I shook the door hopefully – some Houdini horses can let themselves out with a well-placed hoof – but the bar remained resolutely in place.

There was only one way out, and that was by climbing over the neck-high door - but there were no footholds and my feeble arms were too puny to haul myself over.

I took a couple of runs at the door, but my scrabbling feet were unable to gain purchase, and I fell back defeated. There were also my first time on, new waterproof trousers to consider.

I considered clambering onto Goofy’s broad back to climb out, but felt he might collapse under my weight, and in any event, those goofy incisors looked like they could inflict a nasty nip should I invade his personal space further.

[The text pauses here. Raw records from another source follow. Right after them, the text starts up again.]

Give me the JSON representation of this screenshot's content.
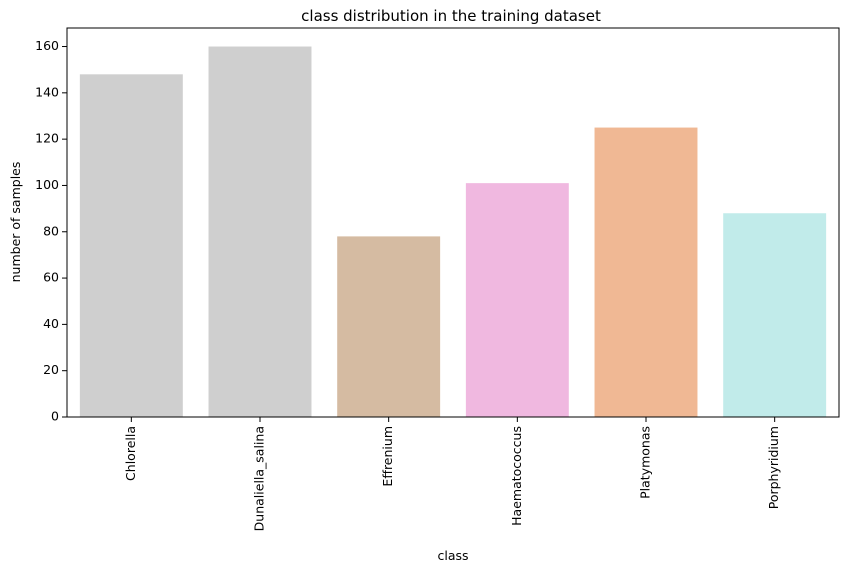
{
  "chart_data": {
    "type": "bar",
    "title": "class distribution in the training dataset",
    "xlabel": "class",
    "ylabel": "number of samples",
    "categories": [
      "Chlorella",
      "Dunaliella_salina",
      "Effrenium",
      "Haematococcus",
      "Platymonas",
      "Porphyridium"
    ],
    "values": [
      148,
      160,
      78,
      101,
      125,
      88
    ],
    "colors": [
      "#cfcfcf",
      "#cfcfcf",
      "#d5bba2",
      "#f0b8e0",
      "#f0b894",
      "#c1ebea"
    ],
    "ylim": [
      0,
      168
    ],
    "yticks": [
      0,
      20,
      40,
      60,
      80,
      100,
      120,
      140,
      160
    ],
    "grid": false,
    "legend": "none"
  }
}
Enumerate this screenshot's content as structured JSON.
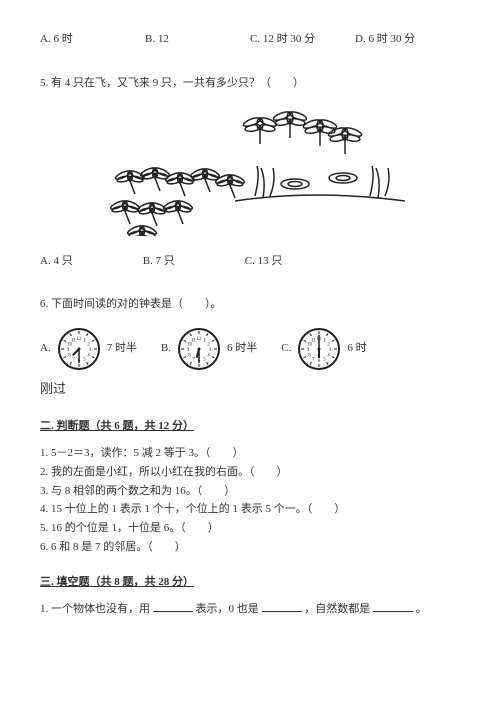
{
  "q4_options": {
    "a": "A. 6 时",
    "b": "B. 12",
    "c": "C. 12 时 30 分",
    "d": "D. 6 时 30 分"
  },
  "q5": {
    "text": "5. 有 4 只在飞，又飞来 9 只，一共有多少只？（　　）",
    "opt_a": "A. 4 只",
    "opt_b": "B. 7 只",
    "opt_c": "C. 13 只"
  },
  "q6": {
    "text": "6. 下面时间读的对的钟表是（　　）。",
    "a_pre": "A.",
    "a_post": "7 时半",
    "b_pre": "B.",
    "b_post": "6 时半",
    "c_pre": "C.",
    "c_post": "6 时",
    "extra": "刚过"
  },
  "section2": {
    "header": "二. 判断题（共 6 题，共 12 分）",
    "items": [
      "1. 5－2＝3，读作：5 减 2 等于 3。（　　）",
      "2. 我的左面是小红，所以小红在我的右面。（　　）",
      "3. 与 8 相邻的两个数之和为 16。（　　）",
      "4. 15 十位上的 1 表示 1 个十，个位上的 1 表示 5 个一。（　　）",
      "5. 16 的个位是 1，十位是 6。（　　）",
      "6. 6 和 8 是 7 的邻居。（　　）"
    ]
  },
  "section3": {
    "header": "三. 填空题（共 8 题，共 28 分）",
    "item1_p1": "1. 一个物体也没有，用",
    "item1_p2": "表示，0 也是",
    "item1_p3": "，自然数都是",
    "item1_p4": "。"
  },
  "clocks": {
    "a": {
      "hour_angle": 225,
      "minute_angle": 180
    },
    "b": {
      "hour_angle": 195,
      "minute_angle": 180
    },
    "c": {
      "hour_angle": 180,
      "minute_angle": 0
    }
  }
}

Fellow stable occupants were starting to take an interest in my increasingly desperate escape attempts with mocking whinnies – and then my eyes lit on Goofy’s water bucket, bolted to the stable wall because of his propensity for kicking it over.

I had filled it to the brim some half an hour earlier, so I carefully lifted it down and tried to use it as a stepping stone.

However, the narrow sides of the trough proved too precarious, and I twice plunged my feet into the water, once landing flat on my back in in Goofy’s straw, much to his consternation.

There was no alternative – I had to empty the water bucket to be able to use it as a stepping stone. The cascade seemed to go on forever more, and I briefly thought I might be carried over the door on the tidal wave.

It finally ebbed though, and I turned the bucket over and slithered over the top of the door like a giant slug.

I was, however, left to deal with the great flood now swirling round the stable and no matter how much I plied my brush, it didn’t seem to get any less for some considerable time.

I refilled Goofy’s bucket and hung it back on the wall, but when fellow stable folk started to reappear, there remained a damp trail emanating from Goofy’s box.

Someone suggested that Goofy had reverted to his old ways and had somehow contrived to kick over his bucket again, so I nobly confessed that I was the guilty party.

“I somehow guessed that,” said the boss. “Goofy would have made a better job of brushing up the mess!”